La 'Suisse de la Baltique' : la fin d'un rêve
La Lettonie était devenue l'intermédiaire un peu trop zélé d'accords douteux, ce qui explique l'intervention des autorités financières européenne et américaine, estime Ria Novosti :
«Nos voisins lettons voulaient faire de leur pays une 'Suisse de la Baltique'. ... Mais il s'est avéré que cette option ne pouvait être donnée à une colonie américaine. ... Les banques lettones ont depuis longtemps la réputation de pouvoir facilement 'résoudre les problèmes', lorsqu'il s'agit de blanchir des fonds issus de sources inconnues ou criminelles ou liées à la corruption. Après la mise au ban publique - plutôt réussie - de la banque ABLV, cette réputation revêt un nouvel aspect : si la Lettonie dispose d'un secteur bancaire très favorable aux clients et relativement loyal, chaque banque lettone peut cependant être liquidée à tout moment, les clients risquant ainsi de ne plus jamais revoir leur argent.»
Une ombre sur la Baltique
La crise bancaire lettone jette une ombre sur l'ensemble des Etats baltes, commente Äripäev :
«Lorsque [la chaîne d'information] Bloomberg a évoqué lundi après-midi dans l'un de ses reportages les difficultés d'une banque balte en raison de ses liens avec la Corée du Nord, les dommages causés à notre système bancaire étaient irrémédiables. ... On ne peut rien faire sans la Lettonie. Qu'on le veuille ou non, la corruption qui mine l'appareil étatique de notre voisin méridional et les scandales bancaires nous affectent également. Si l'activité d'une banque balte est suspendue en raison de ses relations avec la Corée du Nord, toutes les banques des Etats baltes se retrouvent exposées. ... Est-il possible ou judicieux de promouvoir séparément l'Estonie ou tel secteur économique, alors que tout le monde nous considère comme partie intégrante de l'espace balte ? Non, c'est malheureusement impossible.»
La fin d'un beau parleur
On a enfin vu le vrai visage du chef de la banque centrale, commente Neatkarīgā :
«L'affaire Rimšēvičs montre combien l'opinion publique peut se leurrer. A ses yeux, le président de la banque centrale était le garant de la stabilité financière du pays. Son mandat avait été reconduit de façon quasi consensuelle, car les députés ne voulaient pas nuire à leur propre image en s'attaquant à une personnalité aussi populaire. Et pourtant, il y a des années que la presse faisait part de son scepticisme quant à Rimšēvičs. Elle avait souligné son excessive passivité lors des différents épisodes de crise, et son absence de réponse à la 'sur-financiarisation' de l'économie avant la crise. La bulle qui s'était formée autour de la réputation du grand argentier a enfin éclaté, et il n'y a pas de quoi être fier. L'image de la Lettonie est écornée. Il reste à espérer que le pays tirera les enseignements de cette affaire, et que l'on se montrera plus prudent vis-à-vis de nos futurs hauts fonctionnaires.»
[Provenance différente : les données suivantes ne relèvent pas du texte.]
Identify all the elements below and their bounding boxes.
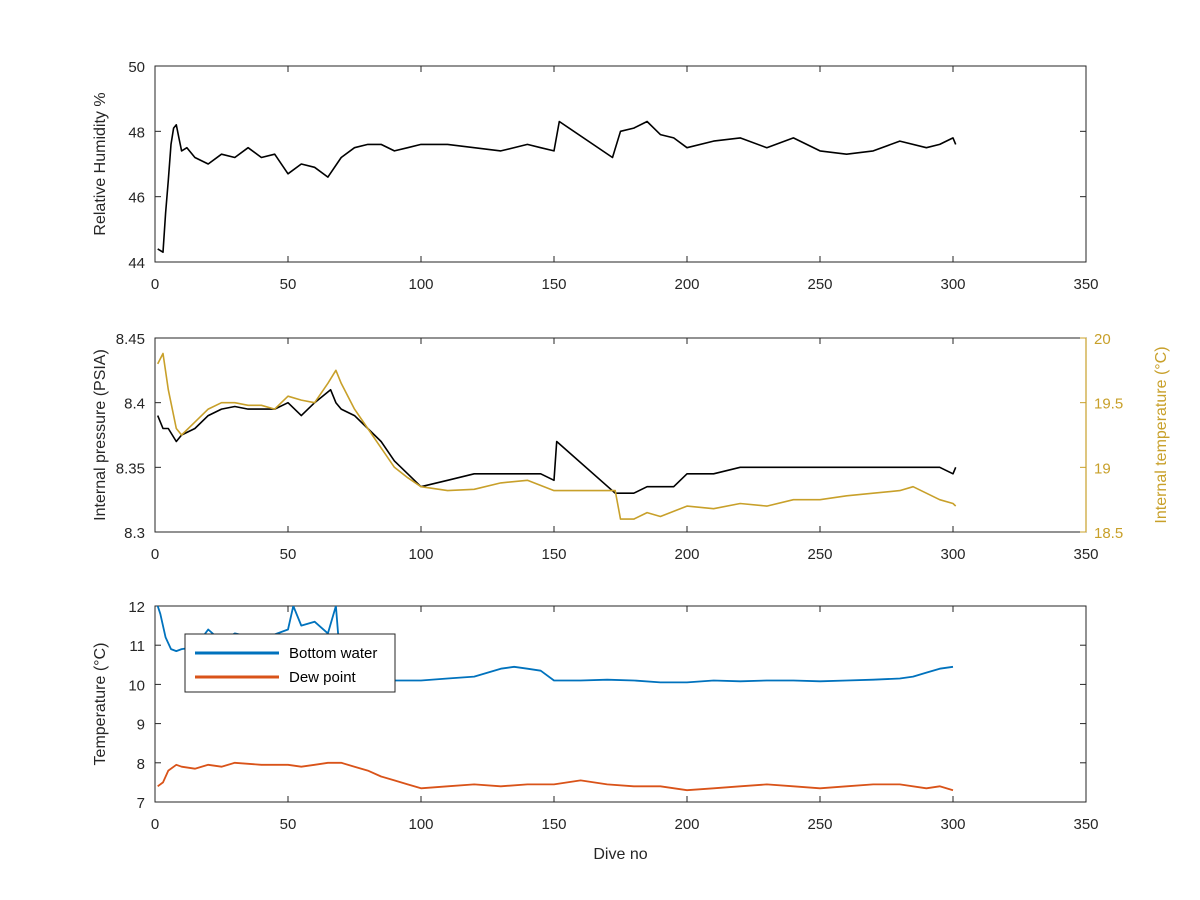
pressure-y-axis-label: Internal pressure (PSIA)	[92, 349, 109, 521]
pressure-x-tick-label: 100	[408, 546, 433, 563]
temperature-x-axis-label: Dive no	[593, 846, 647, 863]
temperature-x-tick-label: 250	[807, 816, 832, 833]
humidity-panel: 0 50 100 150 200 250 300 350 44 46 48 50 Relative Hu…	[92, 59, 1099, 293]
temperature-x-tick-label: 50	[280, 816, 297, 833]
dew-point-series-line	[157, 761, 954, 792]
pressure-series-0-series-line	[156, 388, 957, 495]
pressure-x-tick-label: 200	[674, 546, 699, 563]
humidity-y-tick-label: 50	[128, 59, 145, 76]
temperature-panel: 0 50 100 150 200 250 300 350 7 8 9 10 11 12 Temperatur…	[92, 599, 1099, 863]
pressure-x-tick-label: 150	[541, 546, 566, 563]
temperature-x-tick-label: 150	[541, 816, 566, 833]
humidity-y-axis-label: Relative Humidity %	[92, 92, 109, 235]
humidity-axes-box	[154, 65, 1087, 263]
pressure-x-tick-label: 350	[1073, 546, 1098, 563]
humidity-x-tick-label: 350	[1073, 276, 1098, 293]
temperature-x-tick-label: 0	[151, 816, 159, 833]
temperature-axes-box	[154, 605, 1087, 803]
pressure-y-tick-label: 8.45	[116, 331, 145, 348]
pressure-x-tick-label: 50	[280, 546, 297, 563]
pressure-panel: 0 50 100 150 200 250 300 350 8.3 8.35 8.4 8.45 18.5 1…	[92, 331, 1170, 563]
legend-label-dew-point: Dew point	[289, 669, 357, 686]
pressure-y-tick-label: 8.4	[124, 396, 145, 413]
temperature-y-tick-label: 10	[128, 677, 145, 694]
humidity-x-tick-label: 50	[280, 276, 297, 293]
legend: Bottom water Dew point	[184, 633, 396, 693]
humidity-x-tick-label: 300	[940, 276, 965, 293]
humidity-series-0-series-line	[157, 120, 957, 253]
pressure-y-tick-label: 8.35	[116, 460, 145, 477]
humidity-x-tick-label: 200	[674, 276, 699, 293]
temperature-x-tick-label: 300	[940, 816, 965, 833]
temperature-y-tick-label: 11	[129, 638, 145, 655]
pressure-y-right-tick-label: 20	[1094, 331, 1111, 348]
temperature-y-tick-label: 9	[137, 717, 145, 734]
humidity-y-tick-label: 44	[128, 255, 145, 272]
pressure-x-tick-label: 250	[807, 546, 832, 563]
humidity-y-tick-label: 48	[128, 124, 145, 141]
pressure-y-right-tick-label: 18.5	[1094, 525, 1123, 542]
humidity-x-tick-label: 150	[541, 276, 566, 293]
humidity-x-tick-label: 100	[408, 276, 433, 293]
pressure-x-tick-label: 0	[151, 546, 159, 563]
temperature-x-tick-label: 100	[408, 816, 433, 833]
humidity-x-tick-label: 0	[151, 276, 159, 293]
pressure-y-right-tick-label: 19.5	[1094, 396, 1123, 413]
pressure-y-right-tick-label: 19	[1094, 460, 1111, 477]
temperature-x-tick-label: 200	[674, 816, 699, 833]
humidity-y-tick-label: 46	[128, 190, 145, 207]
temperature-y-tick-label: 8	[137, 756, 145, 773]
legend-box	[184, 633, 396, 693]
legend-label-bottom-water: Bottom water	[289, 645, 377, 662]
pressure-y-right-label: Internal temperature (°C)	[1153, 346, 1170, 523]
temperature-y-axis-label: Temperature (°C)	[92, 643, 109, 766]
humidity-x-tick-label: 250	[807, 276, 832, 293]
pressure-y-tick-label: 8.3	[124, 525, 145, 542]
pressure-x-tick-label: 300	[940, 546, 965, 563]
internal-temperature-series-line	[156, 352, 957, 520]
temperature-x-tick-label: 350	[1073, 816, 1098, 833]
temperature-y-tick-label: 7	[137, 795, 145, 812]
temperature-y-tick-label: 12	[128, 599, 145, 616]
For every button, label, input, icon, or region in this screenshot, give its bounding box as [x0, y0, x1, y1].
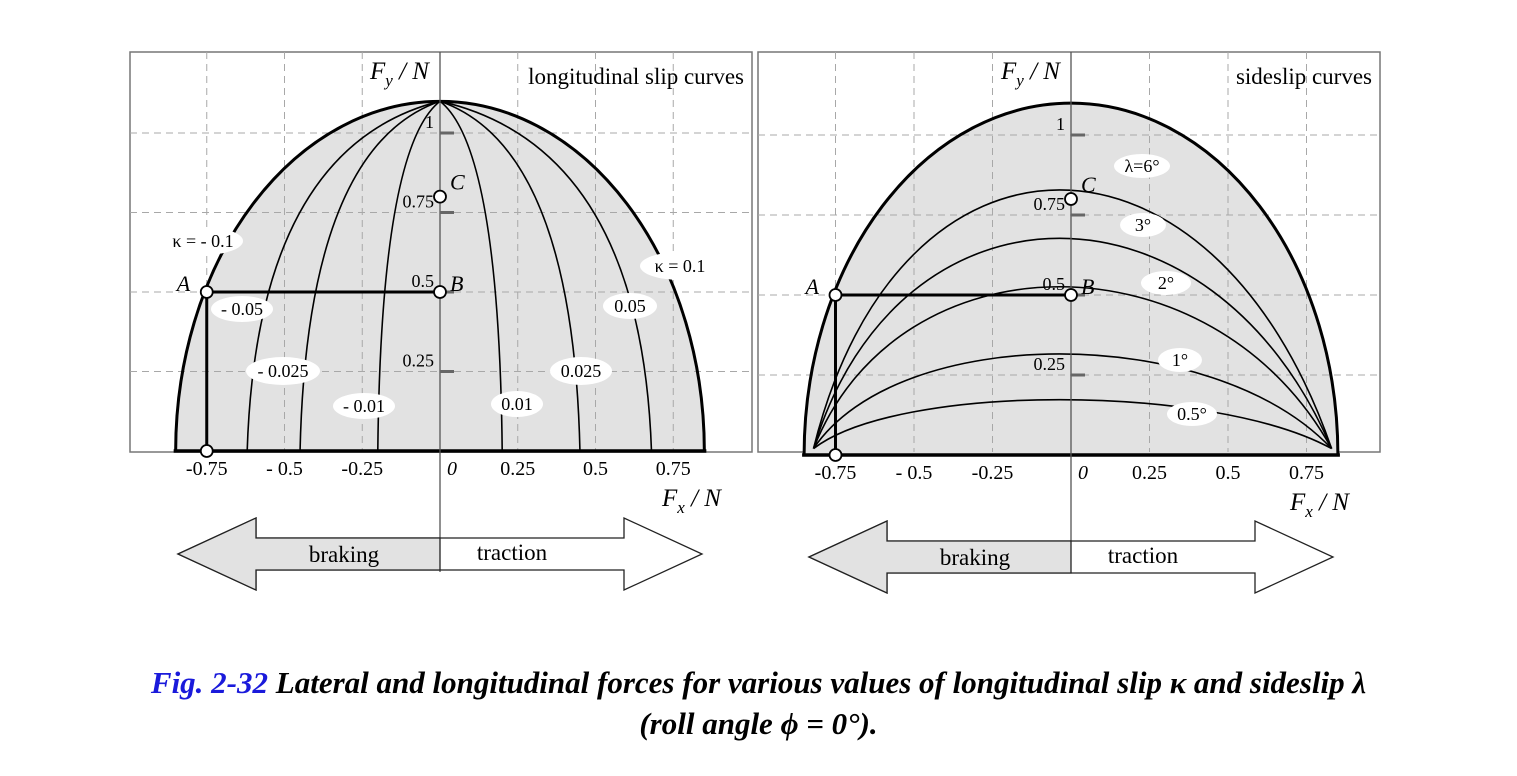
- point-A: [828, 288, 843, 302]
- x-tick-label: -0.75: [186, 458, 228, 480]
- x-tick-label: 0: [1078, 462, 1088, 484]
- x-tick-label: 0.75: [1289, 462, 1324, 484]
- slip-curve-label-bg: [491, 391, 543, 417]
- sideslip-curve-label-bg: [1167, 402, 1217, 426]
- slip-curve-label-bg: [246, 357, 320, 385]
- braking-arrow-head: [807, 519, 1072, 595]
- x-tick-label: -0.75: [815, 462, 857, 484]
- y-tick-label: 0.75: [403, 192, 435, 212]
- x-tick-label: 0.5: [1216, 462, 1241, 484]
- y-tick-label: 1: [425, 112, 434, 132]
- caption-line-1: Lateral and longitudinal forces for vari…: [275, 665, 1367, 700]
- y-tick-label: 0.25: [1034, 354, 1066, 374]
- sideslip-curve-label: 3°: [1135, 215, 1151, 235]
- point-C: [1064, 192, 1078, 206]
- traction-label: traction: [477, 540, 548, 565]
- point-A: [199, 285, 214, 299]
- sideslip-curve: [812, 286, 1333, 449]
- x-tick-label: 0.5: [583, 458, 608, 480]
- sideslip-curve-label-bg: [1158, 348, 1202, 372]
- x-tick-label: - 0.5: [266, 458, 303, 480]
- sideslip-curve-label-bg: [1141, 271, 1191, 295]
- point-A-projection: [828, 448, 843, 462]
- point-B: [433, 285, 447, 299]
- x-tick-label: 0.75: [656, 458, 691, 480]
- slip-curve-label-bg: [333, 393, 395, 419]
- x-axis-label: Fx / N: [661, 485, 722, 517]
- point-B-label: B: [1081, 274, 1094, 299]
- point-C: [433, 189, 447, 204]
- point-A-projection: [199, 444, 214, 458]
- slip-curve-label-bg: [550, 357, 612, 385]
- y-tick-label: 0.5: [1043, 274, 1066, 294]
- point-C-label: C: [450, 170, 465, 195]
- slip-curve-label-bg: [640, 252, 720, 280]
- slip-curve: [439, 100, 503, 452]
- x-tick-label: 0.25: [500, 458, 535, 480]
- slip-curve-label: - 0.025: [258, 361, 309, 381]
- slip-curve: [439, 100, 653, 452]
- slip-curve: [377, 100, 441, 452]
- y-tick-label: 0.5: [412, 271, 435, 291]
- sideslip-curve: [812, 189, 1333, 449]
- slip-curve-label: - 0.01: [343, 396, 385, 416]
- y-tick-label: 0.25: [403, 351, 435, 371]
- x-axis-label: Fx / N: [1289, 489, 1350, 521]
- sideslip-curve-label: 2°: [1158, 273, 1174, 293]
- point-A-label: A: [804, 274, 820, 299]
- figure-label: Fig. 2-32: [150, 665, 269, 700]
- y-tick-label: 0.75: [1034, 194, 1066, 214]
- sideslip-curve: [813, 398, 1333, 450]
- point-B: [1064, 288, 1078, 302]
- sideslip-curve-label: 1°: [1172, 350, 1188, 370]
- sideslip-curve: [812, 353, 1333, 450]
- slip-curve-label-bg: [163, 227, 243, 255]
- slip-curve-label: - 0.05: [221, 299, 263, 319]
- sideslip-panel: 0.25 0.5 0.75 1 -0.75 - 0.5 -0.25 0 0.25 0.5 0.75 s…: [757, 51, 1381, 595]
- x-tick-label: 0: [447, 458, 457, 480]
- x-tick-label: - 0.5: [896, 462, 933, 484]
- x-tick-label: -0.25: [341, 458, 383, 480]
- slip-curve-label: 0.05: [614, 296, 646, 316]
- braking-label: braking: [309, 542, 380, 567]
- y-axis-label: Fy / N: [369, 58, 430, 90]
- point-B-label: B: [450, 271, 463, 296]
- point-A-label: A: [175, 271, 191, 296]
- slip-curve-label: 0.01: [501, 394, 533, 414]
- sideslip-curve-label-bg: [1120, 213, 1166, 237]
- x-tick-label: 0.25: [1132, 462, 1167, 484]
- slip-curve-label: κ = - 0.1: [172, 231, 233, 251]
- slip-curve-label: 0.025: [561, 361, 602, 381]
- sideslip-curve-label: λ=6°: [1124, 156, 1159, 176]
- point-C-label: C: [1081, 172, 1096, 197]
- slip-curve-label: κ = 0.1: [655, 256, 706, 276]
- traction-label: traction: [1108, 543, 1179, 568]
- slip-curve-label-bg: [211, 296, 273, 322]
- sideslip-curve-label-bg: [1114, 154, 1170, 178]
- chart-title: sideslip curves: [1236, 64, 1372, 89]
- braking-label: braking: [940, 545, 1011, 570]
- y-axis-label: Fy / N: [1000, 58, 1061, 90]
- sideslip-curve: [812, 237, 1333, 449]
- sideslip-curve-label: 0.5°: [1177, 404, 1207, 424]
- chart-title: longitudinal slip curves: [528, 64, 744, 89]
- longitudinal-slip-panel: 0.25 0.5 0.75 1 -0.75 - 0.5 -0.25 0 0.25 0.5 0.75 l…: [129, 51, 753, 592]
- x-tick-label: -0.25: [972, 462, 1014, 484]
- figure-caption: Fig. 2-32 Lateral and longitudinal force…: [0, 662, 1517, 744]
- caption-line-2: (roll angle ϕ = 0°).: [639, 706, 878, 741]
- braking-arrow-head: [176, 516, 441, 592]
- slip-curve-label-bg: [603, 293, 657, 319]
- y-tick-label: 1: [1056, 114, 1065, 134]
Une place financière douteuse
La politique lettone renâcle à assécher son cloaque financier, déplore Neue Zürcher Zeitung :
«La place bancaire de cet Etat balte a depuis longtemps une réputation sulfureuse. Ainsi, il y a deux ans, en raison de transactions bancaires opaques, la Lettonie avait failli ne pas être acceptée au sein de l'OCDE, et évité de justesse un revers humiliant. L'amélioration tant louée semble ne pas avoir eu lieu. ... La politique lettone est dominée aujourd'hui par de vieilles coteries et des éminences grises. D'après une enquête menée ces derniers mois sur des oligarques notoires, l'Etat semble être miné par les intérêts privés. Or cette enquête est restée lettre morte ; elle n'a jamais débouché sur une plainte.»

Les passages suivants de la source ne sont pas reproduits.